21

4.1K 270 501
                                    

Güneşli bir sabaha gözümü açtığımda yanımda uyuyan Levi'a baktım.

Elim siyah saçlarında dolaşırken saatin ilerlediğini gördüğümden onu uyandırma korkusu yaşamadım.

Mırıldanarak beni kendine çektiğinde başım göğüsüne yaslanmış öylece bekliyordum.

Gözlerim parmağımda dünkü yaşananları düşünüyordum.

Saat daha da geç olmadan başımı kaldırarak çenesine bir öpücük kondurdum ve zorla da olsa kolları arasından çıktım.

Tüm gün dönüş hazırlıkları ile geçmişti ve bir yandan etrafımda zıplayarak dönen Hange ile uğraşıyordum.

"Erwin duydun di mi bizim bücür şarkı söylemiş."

Erwin sırıtarak bizi izliyordu.

Ona yardım bakışları atsam da adeta görmezden geliniyordum.

Hange susadığına karar vererek gittiğinde Erwin'i hırpalamaya başladım.

"Senin kıçını kurtaralım sen beni bu manyağın ellerine bırak alacağın olsun Sarı Komutan."
(Çolak paralel evrende)

"Sizin adınıza sevindim (Y/n)."

Bana sarıldığında bu sıralar herkesin ne kadar duygusal olduğunu anlamıştım.
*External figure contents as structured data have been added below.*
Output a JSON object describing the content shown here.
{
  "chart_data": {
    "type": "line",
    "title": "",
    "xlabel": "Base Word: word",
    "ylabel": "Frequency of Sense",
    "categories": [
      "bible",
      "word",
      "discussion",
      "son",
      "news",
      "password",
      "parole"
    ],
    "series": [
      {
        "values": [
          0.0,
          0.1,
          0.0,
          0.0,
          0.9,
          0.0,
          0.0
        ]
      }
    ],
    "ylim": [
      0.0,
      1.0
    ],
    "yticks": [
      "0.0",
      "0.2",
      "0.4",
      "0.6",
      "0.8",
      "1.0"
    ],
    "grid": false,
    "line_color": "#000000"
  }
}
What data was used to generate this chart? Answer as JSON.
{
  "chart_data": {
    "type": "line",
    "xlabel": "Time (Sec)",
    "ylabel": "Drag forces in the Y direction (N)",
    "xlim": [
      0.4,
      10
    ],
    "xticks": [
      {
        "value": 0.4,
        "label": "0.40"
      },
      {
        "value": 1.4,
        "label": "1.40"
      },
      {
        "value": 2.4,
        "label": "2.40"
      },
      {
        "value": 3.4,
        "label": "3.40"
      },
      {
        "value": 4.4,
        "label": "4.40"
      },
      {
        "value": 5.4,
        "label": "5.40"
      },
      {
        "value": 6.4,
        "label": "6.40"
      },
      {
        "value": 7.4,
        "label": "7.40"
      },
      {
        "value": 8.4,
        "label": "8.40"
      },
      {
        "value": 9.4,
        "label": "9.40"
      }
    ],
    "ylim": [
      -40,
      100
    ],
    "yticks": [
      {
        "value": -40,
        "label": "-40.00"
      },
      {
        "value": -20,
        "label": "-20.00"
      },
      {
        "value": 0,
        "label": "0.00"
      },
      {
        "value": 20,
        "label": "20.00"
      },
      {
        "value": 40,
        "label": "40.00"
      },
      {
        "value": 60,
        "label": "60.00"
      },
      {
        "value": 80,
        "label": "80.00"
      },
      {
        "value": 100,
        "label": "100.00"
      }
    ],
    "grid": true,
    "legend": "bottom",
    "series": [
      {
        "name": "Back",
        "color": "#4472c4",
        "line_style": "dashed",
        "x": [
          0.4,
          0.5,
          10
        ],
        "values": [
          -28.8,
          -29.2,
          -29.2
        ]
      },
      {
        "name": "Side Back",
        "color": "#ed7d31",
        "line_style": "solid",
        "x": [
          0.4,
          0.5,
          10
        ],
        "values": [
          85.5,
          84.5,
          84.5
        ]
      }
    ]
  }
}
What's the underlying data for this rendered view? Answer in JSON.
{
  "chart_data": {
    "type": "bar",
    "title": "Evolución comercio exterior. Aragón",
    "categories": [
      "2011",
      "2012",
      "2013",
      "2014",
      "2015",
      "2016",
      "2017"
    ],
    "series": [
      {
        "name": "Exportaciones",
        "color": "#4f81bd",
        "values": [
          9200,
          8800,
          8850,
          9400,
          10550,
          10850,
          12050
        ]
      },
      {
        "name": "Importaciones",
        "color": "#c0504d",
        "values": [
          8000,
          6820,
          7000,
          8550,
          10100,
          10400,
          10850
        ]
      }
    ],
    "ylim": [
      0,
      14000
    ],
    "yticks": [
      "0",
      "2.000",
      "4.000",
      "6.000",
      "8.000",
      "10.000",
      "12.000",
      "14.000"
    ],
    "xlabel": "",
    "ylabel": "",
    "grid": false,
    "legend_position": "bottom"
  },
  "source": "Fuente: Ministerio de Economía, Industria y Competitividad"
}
Ben de ona sarıldığımda biraz eskiyi anarak biraz muhteşem ikilinin bahçede ki tartışmalarını izleyerek saatleri doldurduk.

Elimizdeki verilere göre duvarların dışında titan kalmamıştı.

Ayrıca Ymir her şeyi doğrulamış yıllarca aynı kanı paylaştığımız kader kurbanlarını öldürdüğümüzü öğrenmiştik.

"Yakında buraya gelecek insanların olduğuna eminim."

"Neden?"

Mavi gözleri duvarlara dönüktü.

"Ne de olsa Marley'in dev güçleri var ve bizde de Eren var.İlla ki biriler bizi yanına çekmek isteyecektir."

Sözlerini onaylarken şimdiye kadar ilerlediğimiz noktayı düşündüm.

İnsanlar atalarımıza tuttuğu kinden dolayı bizim hayatımızı bitirmişti.

Yıllardır duvarların ardında yaşayanları dünyada tek hissettirip ölümle sınamışlardı.

Düşüncelerimi Erwin böldü.

"Şu Nikolai'ı zindandan çıkarmak için Dimitrov  ailesi her şeyi yapıyor.İstersen gitmeden önce bir gör derim."

Erwin kısaca ondan kurtul diyemeyeceği için böyle bir cümle kuruyordu.Ne de olsa birçok askerini yaralamış ve duvarların sırrı dahil olmak üzere çoğu şeyi gizli tutmada yardımcı olmuştu.

Akşam üzeri üniformamın kirlenmemesi adına bu defa yalnızca bir gömlek ve pantolon eşliğinde ıslık çalarak zindanlara ilerledim.

Son bölüme geldiğimde karşımda sandalyeye bağlanmış ve hırpalanmış bir Nikolai vardı.

Askerin dinlenebileceğini söyleyerek içeri girdim.

"Demek asil Dimitrov ailesinin tek varisi bir zindanda çürümeye bırakılmış ha?"

Alaycı ses tonum dudaklarının sinirle gerilmesine neden olurken benimkiler sırıtmakla meşguldü.

"Ne o yoksa hayatının aşkına kin mi gütmeye başladın?"

Elim yüzünde gezerken dudak büzdüm.

"Yanılıyorum değil mi Niko?"

Bakışları yumuşarken ona küçükken seslendiğim gibi seslenmiştim.